Ripartire dopo la crisi. Sei anni dopo il crollo finanziario che ha fatto precipitare il mondo nella peggiore crisi economica dagli anni ’30, le economie europee stanno mostrando i primi timidi segni di miglioramento. Tuttavia, la disoccupazione giovanile rimane ancora molto elevata, e questo, sempre più spesso, mette in discussione la credibilità – e dunque lo stesso futuro – dell’Ue. Le domande più ricorrenti, secondo i promotori di Eye, sono quelle connesse alla regolamentazione del settore finanziario, ai valori che saranno alla base dell’Europa di domani, a come gestire il problema dell’integrazione e creare una più forte identità europea condivisa per contrastare l’euroscetticismo. Ma una delle critiche di più lunga durata è quella sulla presunta mancanza di legittimità democratica.

Spazi di partecipazione. L’evento europeo per la gioventù 2014 prevede più di 30 attività sulle questioni relative al futuro dell’Unione. “Sarà un evento importante per far risuonare la voce dei giovani in prossimità delle elezioni”, ha dichiarato Johanna Nyman, tra i portavoce di Eye. “Si tratta di garantire lo spazio per far partecipare i giovani alla vita sociale e politica, specie in un momento di crisi come questo”. “Occorre però che questo non sia un evento isolato”, ha spiegato la giovane finlandese, ma “si costruiscano occasioni costanti per ascoltare le aspettative dei giovani per potervi rispondere” da parte delle istituzioni comunitarie e degli Stati membri. Al momento sono già migliaia i contatti da tutti i Paesi d’Europa per informarsi e iscriversi al forum giovanile in calendario tra un mese (per informazioni www.europarl.europa.eu).
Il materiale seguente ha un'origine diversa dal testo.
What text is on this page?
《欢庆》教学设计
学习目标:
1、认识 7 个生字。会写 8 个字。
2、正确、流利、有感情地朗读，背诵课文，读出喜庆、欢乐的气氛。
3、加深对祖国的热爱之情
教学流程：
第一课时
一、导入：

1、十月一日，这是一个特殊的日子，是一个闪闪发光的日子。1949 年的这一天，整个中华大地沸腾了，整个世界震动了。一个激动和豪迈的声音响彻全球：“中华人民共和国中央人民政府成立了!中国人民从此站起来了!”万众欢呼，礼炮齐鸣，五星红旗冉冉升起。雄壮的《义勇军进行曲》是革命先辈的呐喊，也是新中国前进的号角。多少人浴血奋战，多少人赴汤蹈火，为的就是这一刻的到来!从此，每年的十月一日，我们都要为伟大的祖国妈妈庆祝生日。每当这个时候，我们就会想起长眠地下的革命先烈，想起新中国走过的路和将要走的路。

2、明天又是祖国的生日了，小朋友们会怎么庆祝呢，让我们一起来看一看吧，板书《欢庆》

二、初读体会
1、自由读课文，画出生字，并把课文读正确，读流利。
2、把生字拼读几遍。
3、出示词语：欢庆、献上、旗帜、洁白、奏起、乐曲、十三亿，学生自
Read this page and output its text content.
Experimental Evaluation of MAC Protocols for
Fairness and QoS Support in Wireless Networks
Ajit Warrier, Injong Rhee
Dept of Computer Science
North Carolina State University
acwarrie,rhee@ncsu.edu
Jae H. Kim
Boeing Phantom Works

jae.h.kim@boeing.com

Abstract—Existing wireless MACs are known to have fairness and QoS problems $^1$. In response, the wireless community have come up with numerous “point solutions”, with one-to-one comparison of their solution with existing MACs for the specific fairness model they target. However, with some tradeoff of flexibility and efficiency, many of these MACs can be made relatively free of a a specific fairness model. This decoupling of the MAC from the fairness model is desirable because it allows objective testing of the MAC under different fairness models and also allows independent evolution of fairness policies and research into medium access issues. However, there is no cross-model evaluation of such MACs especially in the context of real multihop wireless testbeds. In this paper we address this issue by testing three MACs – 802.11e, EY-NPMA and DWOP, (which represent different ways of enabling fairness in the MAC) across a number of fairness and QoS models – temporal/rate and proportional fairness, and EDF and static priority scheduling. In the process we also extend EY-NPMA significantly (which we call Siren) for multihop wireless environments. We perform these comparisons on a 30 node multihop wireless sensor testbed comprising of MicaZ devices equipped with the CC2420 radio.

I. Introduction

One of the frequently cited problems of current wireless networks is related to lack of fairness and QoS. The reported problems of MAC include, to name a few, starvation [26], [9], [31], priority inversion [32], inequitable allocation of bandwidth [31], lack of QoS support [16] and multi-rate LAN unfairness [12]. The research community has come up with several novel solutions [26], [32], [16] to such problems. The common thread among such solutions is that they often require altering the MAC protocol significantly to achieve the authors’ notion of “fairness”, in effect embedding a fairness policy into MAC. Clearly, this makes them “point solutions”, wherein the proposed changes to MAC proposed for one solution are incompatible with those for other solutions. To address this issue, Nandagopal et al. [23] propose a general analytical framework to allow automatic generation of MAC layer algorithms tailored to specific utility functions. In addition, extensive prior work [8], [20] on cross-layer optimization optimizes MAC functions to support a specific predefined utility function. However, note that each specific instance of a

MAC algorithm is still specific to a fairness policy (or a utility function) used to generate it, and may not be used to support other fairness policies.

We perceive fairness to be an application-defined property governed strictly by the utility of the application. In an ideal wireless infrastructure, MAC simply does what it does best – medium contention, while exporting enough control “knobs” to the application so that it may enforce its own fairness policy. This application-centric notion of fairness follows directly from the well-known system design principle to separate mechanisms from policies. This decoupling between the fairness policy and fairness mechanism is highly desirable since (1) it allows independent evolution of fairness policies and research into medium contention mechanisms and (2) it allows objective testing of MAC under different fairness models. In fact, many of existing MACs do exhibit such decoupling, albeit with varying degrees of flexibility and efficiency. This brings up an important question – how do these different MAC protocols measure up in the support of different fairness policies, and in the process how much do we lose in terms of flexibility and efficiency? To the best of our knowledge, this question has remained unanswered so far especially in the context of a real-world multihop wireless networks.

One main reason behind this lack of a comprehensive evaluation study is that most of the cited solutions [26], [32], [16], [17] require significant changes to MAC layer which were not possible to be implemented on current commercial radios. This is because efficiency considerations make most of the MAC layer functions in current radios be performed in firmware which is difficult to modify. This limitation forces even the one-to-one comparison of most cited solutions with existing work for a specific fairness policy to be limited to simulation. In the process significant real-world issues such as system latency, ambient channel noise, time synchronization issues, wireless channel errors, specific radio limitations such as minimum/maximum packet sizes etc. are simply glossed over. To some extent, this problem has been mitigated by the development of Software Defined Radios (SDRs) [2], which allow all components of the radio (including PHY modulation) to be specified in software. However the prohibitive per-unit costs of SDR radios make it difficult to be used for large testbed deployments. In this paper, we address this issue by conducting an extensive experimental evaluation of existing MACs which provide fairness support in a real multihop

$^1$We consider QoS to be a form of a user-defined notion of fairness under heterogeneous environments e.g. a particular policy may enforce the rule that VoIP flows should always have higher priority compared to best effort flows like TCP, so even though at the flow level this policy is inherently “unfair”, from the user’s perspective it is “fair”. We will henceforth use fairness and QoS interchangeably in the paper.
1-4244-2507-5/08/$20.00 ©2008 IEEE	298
L’aiuto dei media sociali. Il Parlamento, i suoi partner e una vasta gamma di scuole, università e organizzazioni giovanili provenienti da tutta Europa organizzeranno in occasione di Eye dibattiti, workshop, giochi di ruolo al fine di capire come i giovani vedono l’Europa del futuro. Per chi non potrà essere presente fisicamente, il Parlamento europeo consentirà a tutti di partecipare all’evento in streaming. Utilizzando il proprio pc o tablet, i partecipanti potranno in questo modo anche porre domande via Twitter e partecipare direttamente alle discussioni e dibattiti che si svolgeranno a Strasburgo. Spetterà poi ai moderatori dei workshop selezionare le migliori domande provenienti dal web inserendole in diretta nella discussione. Contemporaneamente schermi giganti all’interno e intorno l’edificio del Parlamento a Strasburgo, mostreranno il live streaming degli incontri e delle discussioni, insieme a Twitter e Instagram.

Dare voce alle nuove generazioni. Per tre giorni, quindi, il Parlamento europeo darà ai giovani l’occasione di contribuire attivamente al futuro dell’Europa. “Il Parlamento europeo diventerà un forum per discutere le questioni che interessano i giovani – ha dichiarato il presidente Martin Schulz -. Io e i miei colleghi ascolteremo le loro idee e le porteremo a bordo nella prossima legislatura del Parlamento europeo”. “Fate sentire la vostra voce, fate la differenza”, ha affermato Schulz indirizzando un messaggio ai giovani di tutta Europa.